Consumers want to find you. But ensuring that consumer searches are matching with—and finding—your business’s criteria requires careful optimization.
Getting Optimized for Location-Based Search
The first step to being optimized for search is making sure you’re optimized for mobile. Some research suggests that, by 2020, a whopping 80 percent of purchases will be connected to mobile activity. To ensure that searchers are able to find and connect with your location, consider doing the following:
- Ensure your website works well on mobile devices. Your nav should be easy and clear, with a one-touch phone call option.
- Set up and optimize a free Google My Business account. Since over 75 percent of searches happen via Google (that’s more than 74,000 per second at the time of this writing), it’s crucial to ensure you’re doing everything by the book—by Google’s book, specifically.
- Remember to keep your NAP (name, address, phone) information current on your site and any campaign- or location-specific landing pages. Also, be sure your website, business description, category, and attributes (all categories on Google My Business) are up to date. Note that a local number, rather than a toll-free or call-center number, can help with SEO.

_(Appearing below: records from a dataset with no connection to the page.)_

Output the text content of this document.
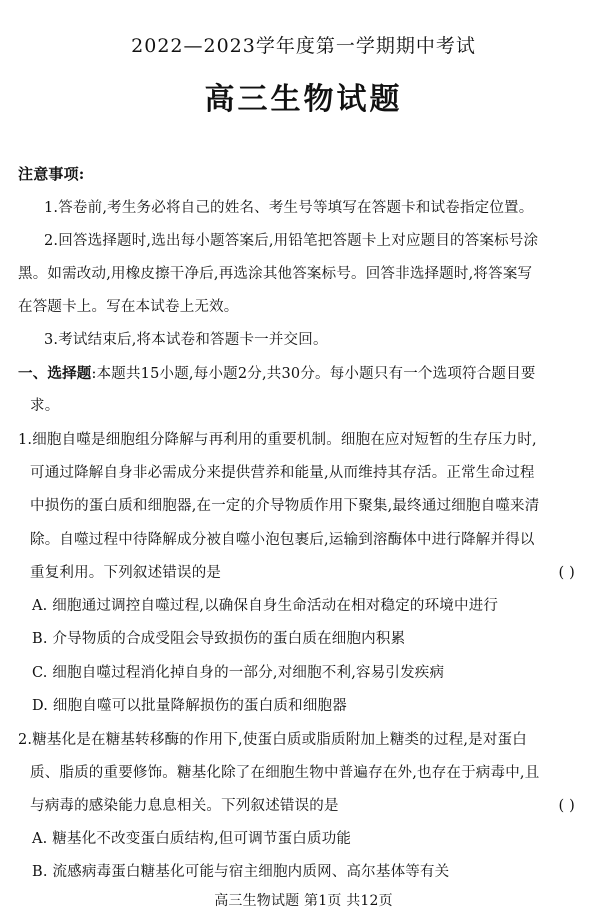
2022—2023学年度第一学期期中考试
高三生物试题
注意事项:
1.答卷前,考生务必将自己的姓名、考生号等填写在答题卡和试卷指定位置。
2.回答选择题时,选出每小题答案后,用铅笔把答题卡上对应题目的答案标号涂
黑。如需改动,用橡皮擦干净后,再选涂其他答案标号。回答非选择题时,将答案写
在答题卡上。写在本试卷上无效。
3.考试结束后,将本试卷和答题卡一并交回。
一、选择题:本题共15小题,每小题2分,共30分。每小题只有一个选项符合题目要
求。
1.细胞自噬是细胞组分降解与再利用的重要机制。细胞在应对短暂的生存压力时,
可通过降解自身非必需成分来提供营养和能量,从而维持其存活。正常生命过程
中损伤的蛋白质和细胞器,在一定的介导物质作用下聚集,最终通过细胞自噬来清
除。自噬过程中待降解成分被自噬小泡包裹后,运输到溶酶体中进行降解并得以
重复利用。下列叙述错误的是	( )
A. 细胞通过调控自噬过程,以确保自身生命活动在相对稳定的环境中进行
B. 介导物质的合成受阻会导致损伤的蛋白质在细胞内积累
C. 细胞自噬过程消化掉自身的一部分,对细胞不利,容易引发疾病
D. 细胞自噬可以批量降解损伤的蛋白质和细胞器
2.糖基化是在糖基转移酶的作用下,使蛋白质或脂质附加上糖类的过程,是对蛋白
质、脂质的重要修饰。糖基化除了在细胞生物中普遍存在外,也存在于病毒中,且
与病毒的感染能力息息相关。下列叙述错误的是	( )
A. 糖基化不改变蛋白质结构,但可调节蛋白质功能
B. 流感病毒蛋白糖基化可能与宿主细胞内质网、高尔基体等有关
高三生物试题 第1页 共12页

- Keep your hours up to date, especially if they’re event-driven or unique in your industry. Make sure someone searching, for example, for your after-hours veterinarian’s office is getting results that point them to your business during your defining hours of operation.

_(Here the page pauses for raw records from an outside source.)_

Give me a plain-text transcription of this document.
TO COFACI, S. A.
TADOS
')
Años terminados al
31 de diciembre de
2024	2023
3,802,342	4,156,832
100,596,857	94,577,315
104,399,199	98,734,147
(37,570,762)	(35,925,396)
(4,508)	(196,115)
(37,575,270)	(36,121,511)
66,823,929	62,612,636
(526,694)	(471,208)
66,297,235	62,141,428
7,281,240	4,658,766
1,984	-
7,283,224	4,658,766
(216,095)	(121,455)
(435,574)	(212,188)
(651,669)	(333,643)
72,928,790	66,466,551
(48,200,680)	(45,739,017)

- Optimize your copy, so that it’s relevant to brick-and-mortar traffic. Let would-be customers know that you have what they’re looking for at your (or their) location.
- On your website, guide searchers with calls to actions—including placing calls or getting directions. You may want to include specific popular products or services in your calls to action or point customers towards ways to get pricing or specialized service.
- Think location, but also think action. Be sure to optimize keywords for the actions that searchers are looking for: buy, sell, rent, eat, watch, exercise.
- If you expect a lot of traffic, consider multiple landing pages—or even multiple sites—for different locations, especially if they serve very different markets.
Serving People Where They Are—Right Now
At the end of the day, consumers who are using mobile to connect with businesses are looking for easy, fast, and convenient. This means that effective marketing (and effective search) is all about getting the right message to the right person at the right time. When you know where your audience is—and they know where you are—you’ve got a big head start in getting found by the consumers who are looking for what you’re selling. And for someone hungering for pho or a new Marvel flick, that’s what matters.